Now the honest part, the same one I wrote about in the last post on how I build and release. The binaries are not code-signed yet. On Windows, SmartScreen will warn you; on macOS, Gatekeeper will grumble and you'll need to right-click and Open the first time. I'm still sorting out the signing certificates under the EvilGeniusLabs identity. I shipped the thing that prints before the thing that placates the operating system, and I'd rather say so than have you find out at download time.

This is a 1.0. I've tested it hard on the hardware I actually own, the B1 and the B4, and it's solid there. The other 77-odd profiles come from the catalogue and haven't met their real printers yet, so if you're on a model I couldn't get my hands on, consider yourself the test run. Use it, and tell me what's broken.

What's next

D11 support is in progress, and more models will follow as I can verify them on real hardware.

The bigger item on the list is data merge: point Thermalith at a spreadsheet or a table and have it print a label per row, so a batch of shipping labels or asset tags stops being a copy-paste slog. After that, reusable label templates, and a drag-and-drop palette of icons and emoji so you can drop a symbol onto a label without leaving the app.

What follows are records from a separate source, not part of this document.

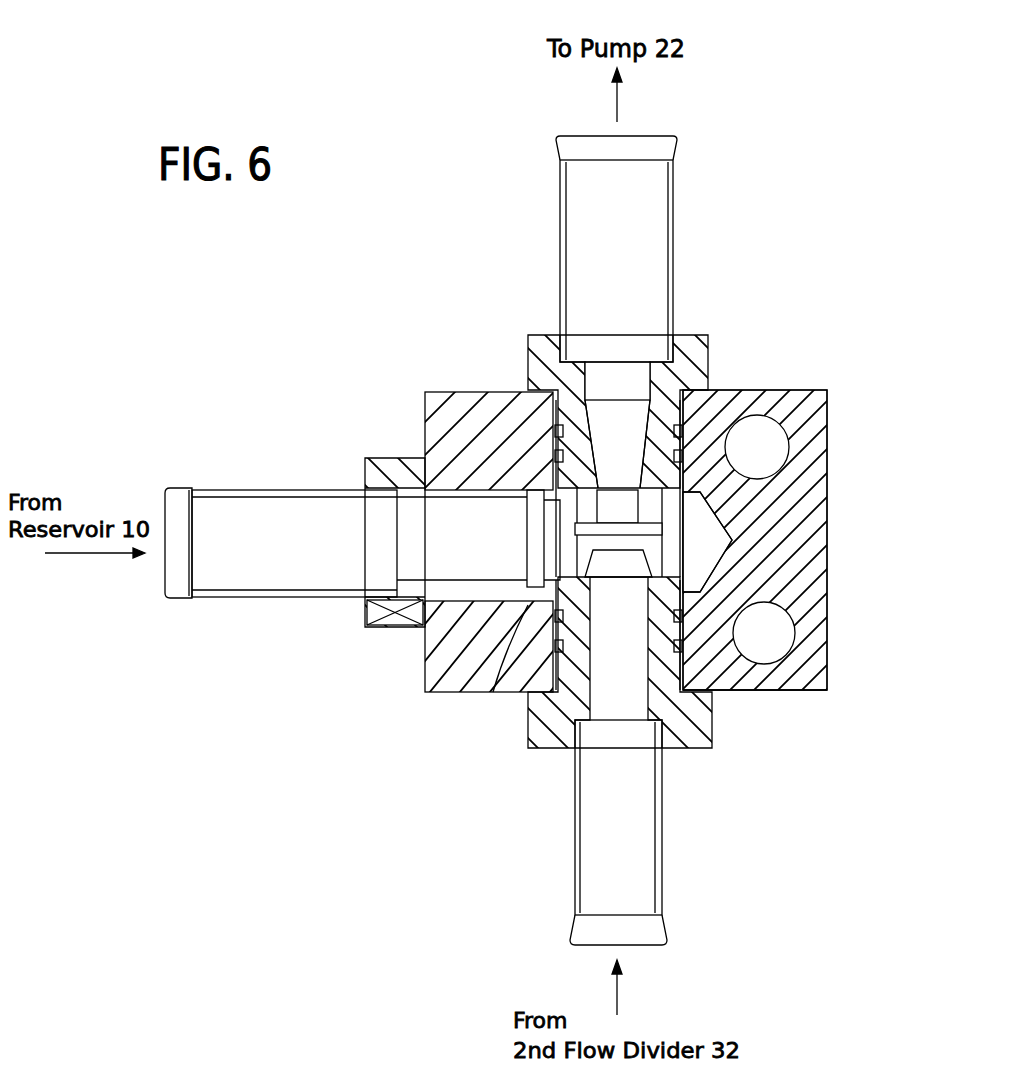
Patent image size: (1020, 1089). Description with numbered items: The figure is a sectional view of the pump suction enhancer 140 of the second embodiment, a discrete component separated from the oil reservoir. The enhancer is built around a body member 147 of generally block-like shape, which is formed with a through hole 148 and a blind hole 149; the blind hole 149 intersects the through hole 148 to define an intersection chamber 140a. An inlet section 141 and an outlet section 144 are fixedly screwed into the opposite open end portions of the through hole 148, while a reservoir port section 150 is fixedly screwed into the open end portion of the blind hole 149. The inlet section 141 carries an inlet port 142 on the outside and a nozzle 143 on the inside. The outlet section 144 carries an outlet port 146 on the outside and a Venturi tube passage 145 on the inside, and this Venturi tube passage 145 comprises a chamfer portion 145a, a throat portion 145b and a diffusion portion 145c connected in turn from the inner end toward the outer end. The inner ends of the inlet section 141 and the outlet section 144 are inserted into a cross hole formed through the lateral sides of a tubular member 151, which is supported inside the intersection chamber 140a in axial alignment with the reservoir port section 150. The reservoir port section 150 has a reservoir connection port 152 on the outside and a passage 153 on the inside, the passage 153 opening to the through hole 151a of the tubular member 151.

The pump suction enhancer 140 is at (777, 276).
The intersection chamber 140a is at (806, 605).
The inlet section 141 is at (715, 748).
The inlet port 142 is at (662, 895).
The nozzle 143 is at (705, 552).
The outlet section 144 is at (524, 334).
The Venturi tube passage 145 is at (603, 427).
The chamfer portion 145a is at (712, 530).
The throat portion 145b is at (690, 435).
The diffusion portion 145c is at (705, 355).
The outlet port 146 is at (677, 192).
The body member 147 is at (830, 665).
The through hole 148 is at (745, 692).
The blind hole 149 is at (427, 648).
The reservoir port section 150 is at (364, 456).
The tubular member 151 is at (525, 522).
The through hole of the tubular member 151a is at (493, 692).
The reservoir connection port 152 is at (215, 605).
The passage 153 is at (370, 615).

None of that is in 1.0 yet. It's the direction, and the order will shift based on what people actually ask for.

Try it, break it, tell me

Downloads and source are on GitHub at github.com/EvilGeniusLabs-ca/Thermalith. Grab the build for your platform, print something, and open an issue if it misbehaves.

If you came in from the last two posts: this is the project behind the new projects page, and the release pipeline I described is the one that builds and ships these binaries. Now you know what I was building.